Humanism which has lost its Christian heritage cannot prevail in this competition. Thus during the past centuries and especially in recent decades, as the process became more acute, the alignment of forces was as follows: Liberalism was inevitably pushed aside by radicalism, radicalism had to surrender to socialism, and socialism could not stand up to communism[…] The communist regime in the East could endure and grow due to the enthusiastic support from an enormous number of Western intellectuals who (feeling the kinship!) refused to see communism's crimes, and when they no longer could do so, they tried to justify these crimes. The problem persists: In our Eastern countries, communism has suffered a complete ideological defeat; it is zero and less than zero. And yet Western intellectuals still look at it with considerable interest and empathy, and this is precisely what makes it so immensely difficult for the West to withstand the East.[5]

Unfortunately, those who do not learn from the mistakes of history are doomed to repeat them. How true is the above statement even a quarter century later! We are too slow to learn from Solzhenitsyn and Wojtyla.
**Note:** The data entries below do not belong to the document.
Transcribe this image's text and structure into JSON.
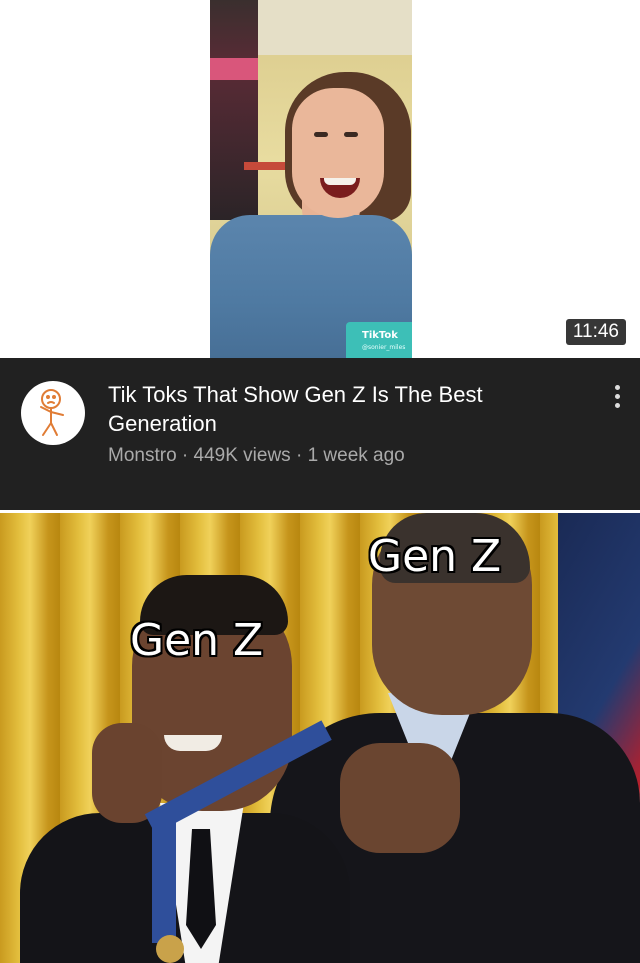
{
  "video": {
    "duration": "11:46",
    "watermark": {
      "logo_text": "TikTok",
      "username": "@sonier_miles"
    },
    "title": "Tik Toks That Show Gen Z Is The Best Generation",
    "meta": "Monstro · 449K views · 1 week ago",
    "channel_avatar_icon": "stick-figure-icon",
    "more_icon": "vertical-dots-icon"
  },
  "meme": {
    "label_top": "Gen Z",
    "label_left": "Gen Z"
  },
  "colors": {
    "info_bg": "#212121",
    "title_text": "#ffffff",
    "meta_text": "#aaaaaa",
    "avatar_stroke": "#e07c35"
  }
}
Nevertheless, there is hope—just as there was for Solzhenitsyn when Wojtyla was elected; when he visited him in 1993 (a few years after the fall of the Iron Curtain) and with John Paul’s canonization fast approaching this Easter. Not that Wojtyla is himself the source of the hope—but that he is a “witness to hope”. He is a witness to the rediscovery of our Christian heritage through the New Evangelization, finally being enacted in parishes nearly ten years after his passing. He is a witness to vindication from the despotism of Stalin and others. He is a witness to suffering, probably the most needed of all crosses.
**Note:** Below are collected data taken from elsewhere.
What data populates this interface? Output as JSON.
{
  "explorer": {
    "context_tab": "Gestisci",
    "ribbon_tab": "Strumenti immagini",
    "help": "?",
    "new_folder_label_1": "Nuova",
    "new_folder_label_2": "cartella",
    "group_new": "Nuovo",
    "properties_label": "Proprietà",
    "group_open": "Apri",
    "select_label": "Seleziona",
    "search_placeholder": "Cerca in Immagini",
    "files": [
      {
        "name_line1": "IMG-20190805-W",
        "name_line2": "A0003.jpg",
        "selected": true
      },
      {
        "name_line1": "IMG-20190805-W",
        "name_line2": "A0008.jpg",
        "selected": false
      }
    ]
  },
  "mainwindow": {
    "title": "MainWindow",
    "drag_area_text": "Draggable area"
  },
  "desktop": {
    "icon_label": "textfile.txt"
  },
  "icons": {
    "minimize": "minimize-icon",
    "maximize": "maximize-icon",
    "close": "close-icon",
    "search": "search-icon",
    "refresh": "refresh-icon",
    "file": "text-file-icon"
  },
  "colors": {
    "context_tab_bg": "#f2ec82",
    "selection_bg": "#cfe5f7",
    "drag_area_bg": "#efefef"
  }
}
Alexander Solzhenitsyn stood as a forerunner to Wojtyla, and Wojtyla stands as a forerunner to the Redeemer. With the Olympics in Russia this year, and the World Youth Day in Krakow following, it will be interesting to see what transpires in these forerunners’ homelands.


[1] Alexander Solzhenitsyn. “A World Split Apart: Commencement Address to Harvard University, June 8, 1978” http://www.orthodoxytoday.org/articles/SolzhenitsynHarvard.php

[2] Ibid

[3] Ibid

[4] Ibid

[5] Ibid

Update: While the '14 olympics were low-profile for the most part, the Ukrainian/Russian conflict erupted soon after this post. It will interesting to see how the conflict turns out...
Further reading: http://www.catholicworldreport.com/Item/2978/his_beatitude_sviatoslav_shevchuk_speaks_truth_to_secular_powers.aspx

And again: http://www.catholicherald.co.uk/news/2014/03/13/ukrainian-catholics-fear-new-oppression-after-russian-takeover/

03/19/14 Update from http://www.aawsat.net/2014/03/article55329733:
Last month, when Vladimir Putin ordered that the Black Madonna of Kazan, the holiest icon of the Russian Orthodox Church, be flown over the Black Sea, many believed he wished to secure blessings for the Winter Olympics in Sochi.

It was the first time the icon, or rather a copy of it, since the original was stolen and possibly destroyed in 1904, was deployed to bless a peaceful enterprise. Over the centuries, the “Black Virgin” has been taken to battlefields to bless Russian armies fighting Swedish, Polish, Turkish, Persian, French and German invaders. Stalin sent it to Stalingrad in 1943 to ensure victory over the German invaders under Field Marshal Friedrich Paulus.

With Putin’s troops in control of Crimea and threatening to move further into Ukraine, we now know that the icon was brought in to bless a military operation this time as well.

Lastly, Weigel on the topic http://denvercatholicregister.org/opinion/orthodoxy-state-society/:
the Ukrainian Orthodox Churches faced a dramatic choice: stand in pastoral solidarity with the people, or stand with the state that was brutally repressing Ukrainian citizen-reformers? The Ukrainian Greek Catholic Church (UGCC), largest of the Eastern Catholic Churches (Byzantine in liturgy and Church organization, but in full communion with the Bishop of Rome), did not face this dilemma; the UGCC was long the safe-deposit box of Ukrainian national consciousness, and in the post-Soviet period it has devoted its public life to building Ukrainian civil society. But the Ukrainian Orthodox Churches did face a historic fork-in-the-road: civil society, or the state?